Let it Be (As You Would Have it Be)

Stacy Davis
The Paw Print

When we’re little we are told if we love something to set it free, and if it loves us it will come back. So what happens when it doesn’t come back? We’re left sitting on a lonely couch staring out an empty window at a lifeless world wondering why we let the one thing we loved fly away.
I’m here to say my proposal for a new life lesson is that we start teaching people it’s ok to hold on to what they love and fight for it with all they’ve got. If it leaves, at least you go down trying.
The day I learned this lesson was a hard one. Well, it was hard up until the moment I decided I was going to start fighting for what I loved–but before that the weakness in my heart made it almost unbearable to live. To take this even further back, the day I learned to fight for love was a hard one, but as I am writing I am now realizing that the day I was taught to be weak was even harder. It ruined me.
“If it’s meant to be, it will be,” my dad spoke softly to me. I knew he was only trying to help, but when you’re a thirteen-year-old girl experiencing heart break there is not much that can help. But—somehow—those words slowly sunk in. Perhaps because he said them every day or perhaps because I needed to believe something so the pain would stop. Either way, they sunk in. “If it’s meant to be it will be.” On this day, and the weeks following, I learned to be weak. I learned to let things “be” when and if they were meant to. I learned to let people walk in and out of my life in the blink of an eye. I learned to watch them go and whisper to myself, “If it was meant to be, it would have been.” I learned this so well that I learned it about my dad.

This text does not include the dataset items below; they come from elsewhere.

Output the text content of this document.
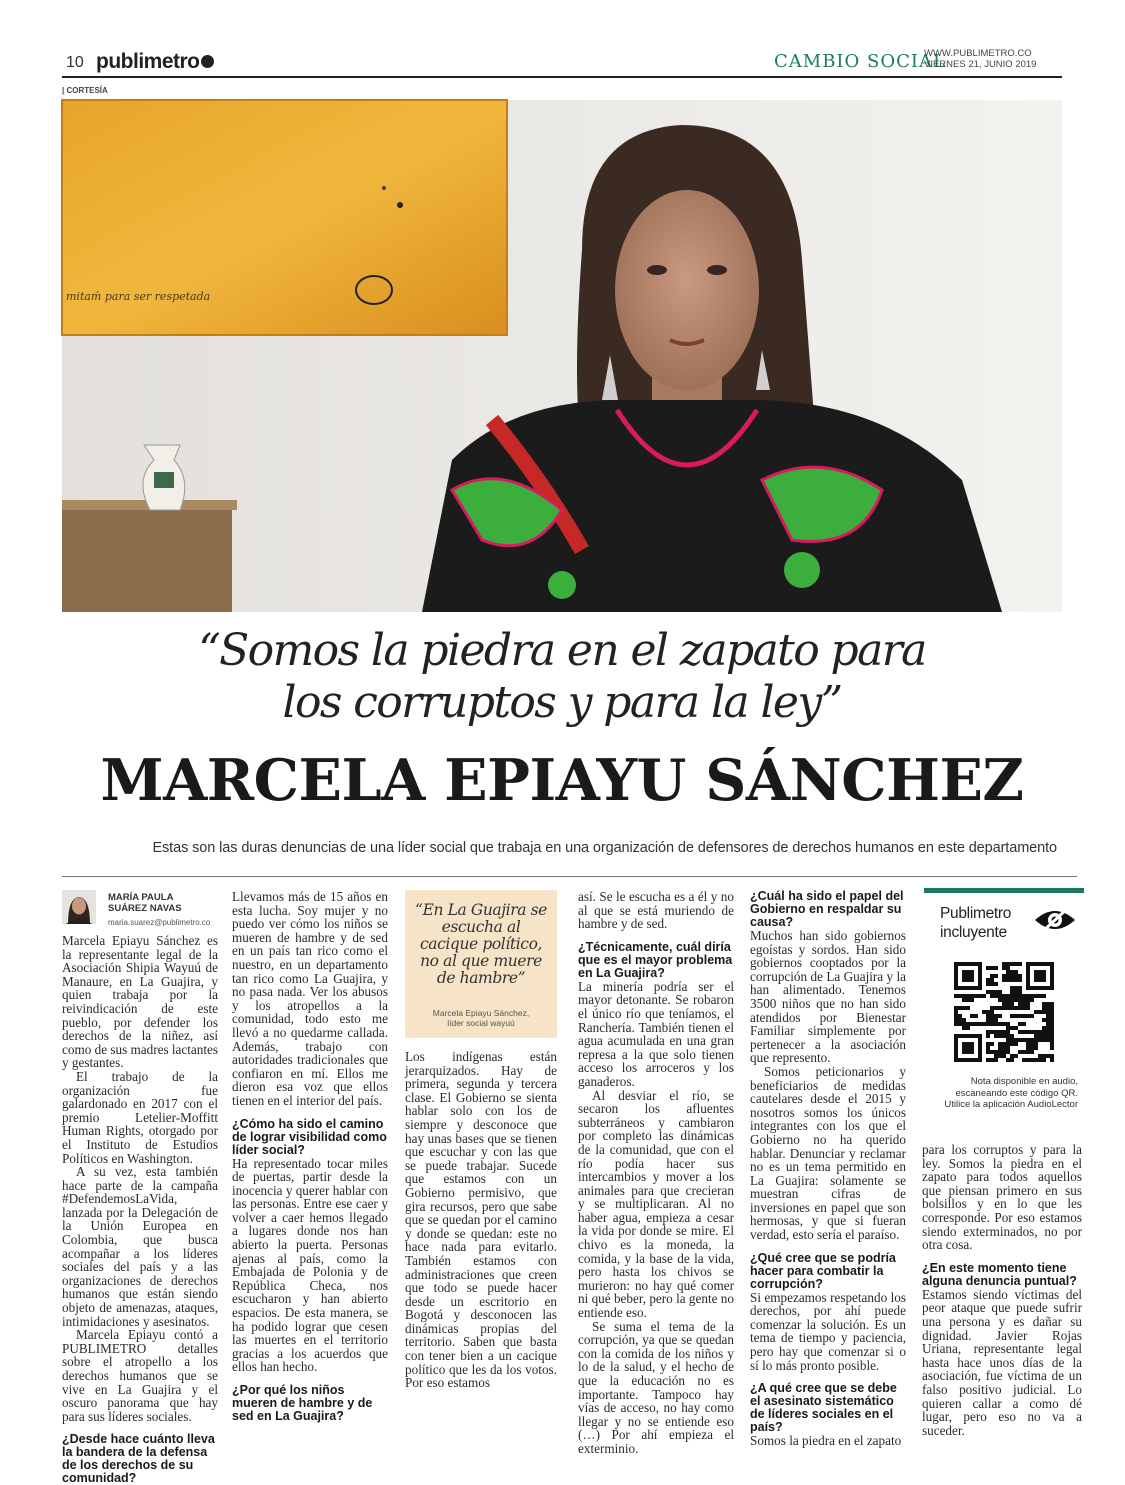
10 publimetro	CAMBIO SOCIAL
WWW.PUBLIMETRO.CO
VIERNES 21, JUNIO 2019
| CORTESÍA
mitaḿ para ser respetada
“Somos la piedra en el zapato para
los corruptos y para la ley”
MARCELA EPIAYU SÁNCHEZ
Estas son las duras denuncias de una líder social que trabaja en una organización de defensores de derechos humanos en este departamento
MARÍA PAULA
SUÁREZ NAVAS
maria.suarez@publimetro.co

Marcela Epiayu Sánchez es la representante legal de la Asociación Shipia Wayuú de Manaure, en La Guajira, y quien trabaja por la reivindicación de este pueblo, por defender los derechos de la niñez, así como de sus madres lactantes y gestantes.

El trabajo de la organización fue galardonado en 2017 con el premio Letelier-Moffitt Human Rights, otorgado por el Instituto de Estudios Políticos en Washington.

A su vez, esta también hace parte de la campaña #DefendemosLaVida, lanzada por la Delegación de la Unión Europea en Colombia, que busca acompañar a los líderes sociales del país y a las organizaciones de derechos humanos que están siendo objeto de amenazas, ataques, intimidaciones y asesinatos.

Marcela Epiayu contó a PUBLIMETRO detalles sobre el atropello a los derechos humanos que se vive en La Guajira y el oscuro panorama que hay para sus líderes sociales.

¿Desde hace cuánto lleva la bandera de la defensa de los derechos de su comunidad?

Llevamos más de 15 años en esta lucha. Soy mujer y no puedo ver cómo los niños se mueren de hambre y de sed en un país tan rico como el nuestro, en un departamento tan rico como La Guajira, y no pasa nada. Ver los abusos y los atropellos a la comunidad, todo esto me llevó a no quedarme callada. Además, trabajo con autoridades tradicionales que confiaron en mí. Ellos me dieron esa voz que ellos tienen en el interior del país.

¿Cómo ha sido el camino de lograr visibilidad como líder social?

Ha representado tocar miles de puertas, partir desde la inocencia y querer hablar con las personas. Entre ese caer y volver a caer hemos llegado a lugares donde nos han abierto la puerta. Personas ajenas al país, como la Embajada de Polonia y de República Checa, nos escucharon y han abierto espacios. De esta manera, se ha podido lograr que cesen las muertes en el territorio gracias a los acuerdos que ellos han hecho.

¿Por qué los niños mueren de hambre y de sed en La Guajira?
“En La Guajira se escucha al cacique político, no al que muere de hambre”
Marcela Epiayu Sánchez,
líder social wayuú

Los indígenas están jerarquizados. Hay de primera, segunda y tercera clase. El Gobierno se sienta hablar solo con los de siempre y desconoce que hay unas bases que se tienen que escuchar y con las que se puede trabajar. Sucede que estamos con un Gobierno permisivo, que gira recursos, pero que sabe que se quedan por el camino y donde se quedan: este no hace nada para evitarlo. También estamos con administraciones que creen que todo se puede hacer desde un escritorio en Bogotá y desconocen las dinámicas propias del territorio. Saben que basta con tener bien a un cacique político que les da los votos. Por eso estamos

así. Se le escucha es a él y no al que se está muriendo de hambre y de sed.

¿Técnicamente, cuál diría que es el mayor problema en La Guajira?

La minería podría ser el mayor detonante. Se robaron el único río que teníamos, el Ranchería. También tienen el agua acumulada en una gran represa a la que solo tienen acceso los arroceros y los ganaderos.

Al desviar el río, se secaron los afluentes subterráneos y cambiaron por completo las dinámicas de la comunidad, que con el río podía hacer sus intercambios y mover a los animales para que crecieran y se multiplicaran. Al no haber agua, empieza a cesar la vida por donde se mire. El chivo es la moneda, la comida, y la base de la vida, pero hasta los chivos se murieron: no hay qué comer ni qué beber, pero la gente no entiende eso.

Se suma el tema de la corrupción, ya que se quedan con la comida de los niños y lo de la salud, y el hecho de que la educación no es importante. Tampoco hay vías de acceso, no hay como llegar y no se entiende eso (…) Por ahí empieza el exterminio.

¿Cuál ha sido el papel del Gobierno en respaldar su causa?

Muchos han sido gobiernos egoístas y sordos. Han sido gobiernos cooptados por la corrupción de La Guajira y la han alimentado. Tenemos 3500 niños que no han sido atendidos por Bienestar Familiar simplemente por pertenecer a la asociación que represento.

Somos peticionarios y beneficiarios de medidas cautelares desde el 2015 y nosotros somos los únicos integrantes con los que el Gobierno no ha querido hablar. Denunciar y reclamar no es un tema permitido en La Guajira: solamente se muestran cifras de inversiones en papel que son hermosas, y que si fueran verdad, esto sería el paraíso.

¿Qué cree que se podría hacer para combatir la corrupción?

Si empezamos respetando los derechos, por ahí puede comenzar la solución. Es un tema de tiempo y paciencia, pero hay que comenzar si o sí lo más pronto posible.

¿A qué cree que se debe el asesinato sistemático de líderes sociales en el país?

Somos la piedra en el zapato

Publimetro
incluyente
Nota disponible en audio, escaneando este código QR. Utilice la aplicación AudioLector

para los corruptos y para la ley. Somos la piedra en el zapato para todos aquellos que piensan primero en sus bolsillos y en lo que les corresponde. Por eso estamos siendo exterminados, no por otra cosa.

¿En este momento tiene alguna denuncia puntual?

Estamos siendo víctimas del peor ataque que puede sufrir una persona y es dañar su dignidad. Javier Rojas Uriana, representante legal hasta hace unos días de la asociación, fue víctima de un falso positivo judicial. Lo quieren callar a como dé lugar, pero eso no va a suceder.
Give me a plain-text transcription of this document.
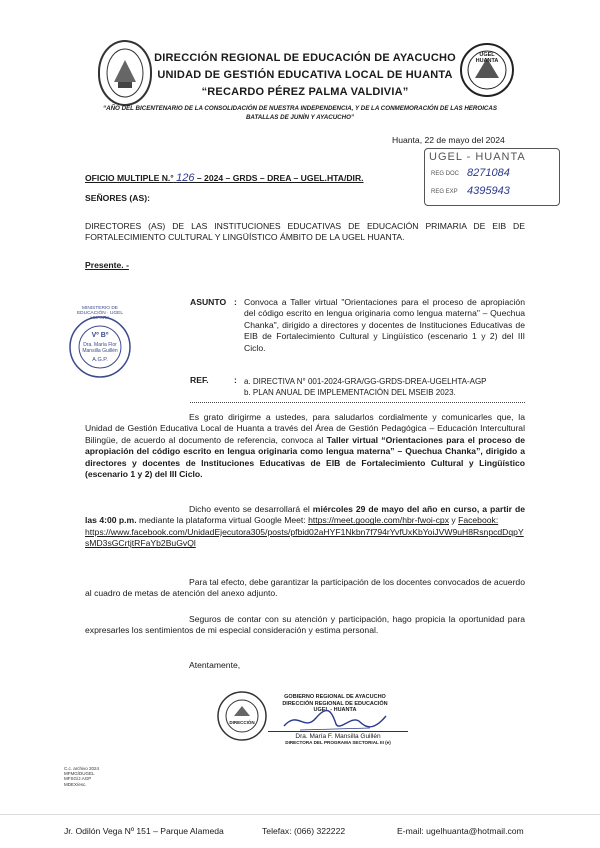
UGEL HUANTA
DIRECCIÓN REGIONAL DE EDUCACIÓN DE AYACUCHO
UNIDAD DE GESTIÓN EDUCATIVA LOCAL DE HUANTA
“RECARDO PÉREZ PALMA VALDIVIA”
“AÑO DEL BICENTENARIO DE LA CONSOLIDACIÓN DE NUESTRA INDEPENDENCIA, Y DE LA CONMEMORACIÓN DE LAS HEROICAS
BATALLAS DE JUNÍN Y AYACUCHO”
Huanta, 22 de mayo del 2024
UGEL - HUANTA
REG DOC 8271084
REG EXP 4395943
OFICIO MULTIPLE N.° 126 – 2024 – GRDS – DREA – UGEL.HTA/DIR.
SEÑORES (AS):
DIRECTORES (AS) DE LAS INSTITUCIONES EDUCATIVAS DE EDUCACIÓN PRIMARIA DE EIB DE FORTALECIMIENTO CULTURAL Y LINGÜÍSTICO ÁMBITO DE LA UGEL HUANTA.
Presente. -
MINISTERIO DE EDUCACIÓN · UGEL HUANTA
Vº Bº
Dra. María Flor
Mansilla Guillén
A.G.P.
ASUNTO : Convoca a Taller virtual "Orientaciones para el proceso de apropiación del código escrito en lengua originaria como lengua materna" – Quechua Chanka", dirigido a directores y docentes de Instituciones Educativas de EIB de Fortalecimiento Cultural y Lingüístico (escenario 1 y 2) del III Ciclo.
REF.	: a. DIRECTIVA N° 001-2024-GRA/GG-GRDS-DREA-UGELHTA-AGP
b. PLAN ANUAL DE IMPLEMENTACIÓN DEL MSEIB 2023.
Es grato dirigirme a ustedes, para saludarlos cordialmente y comunicarles que, la Unidad de Gestión Educativa Local de Huanta a través del Área de Gestión Pedagógica – Educación Intercultural Bilingüe, de acuerdo al documento de referencia, convoca al Taller virtual “Orientaciones para el proceso de apropiación del código escrito en lengua originaria como lengua materna” – Quechua Chanka”, dirigido a directores y docentes de Instituciones Educativas de EIB de Fortalecimiento Cultural y Lingüístico (escenario 1 y 2) del III Ciclo.
Dicho evento se desarrollará el miércoles 29 de mayo del año en curso, a partir de las 4:00 p.m. mediante la plataforma virtual Google Meet: https://meet.google.com/hbr-fwoi-cpx y Facebook:
https://www.facebook.com/UnidadEjecutora305/posts/pfbid02aHYF1Nkbn7f794rYvfUxKbYoiJVW9uH8RsnpcdDqpYsMD3sGCrtjtRFaYb2BuGvQl
Para tal efecto, debe garantizar la participación de los docentes convocados de acuerdo al cuadro de metas de atención del anexo adjunto.
Seguros de contar con su atención y participación, hago propicia la oportunidad para expresarles los sentimientos de mi especial consideración y estima personal.
Atentamente,
DIRECCIÓN
GOBIERNO REGIONAL DE AYACUCHO
DIRECCIÓN REGIONAL DE EDUCACIÓN
UGEL - HUANTA
Dra. María F. Mansilla Guillén
DIRECTORA DEL PROGRAMA SECTORIAL III (e)
C.c. archivo 2024
MFMG/DUGEL
MFSG/J.AGP
MDEX/esc.
Jr. Odilón Vega Nº 151 – Parque Alameda	Telefax: (066) 322222	E-mail: ugelhuanta@hotmail.com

What I didn’t know all those years was that I could actually make things be as I wanted them to. That’s a lie; I did know this, but I chose not to believe it. How could I have so much control over my own destiny? Well, the day my dad died I realized I could control what and who was meant to be. Sitting as his funeral, cold and lifeless, his words echoed in my ear—“if it is meant to be, it will be…” I refused to believe him anymore. I would not accept that he was gone, it could not be.
It’s ok to hold on to what you love and fight for it with all you’ve got. If it leaves, at least you go down trying. The day my heart broke when I was thirteen-years-old and my dad tried to help, I told him to stay out of my life. He didn’t. I persisted. And when he finally walked away I let him. I let it be and I won’t make that mistake again.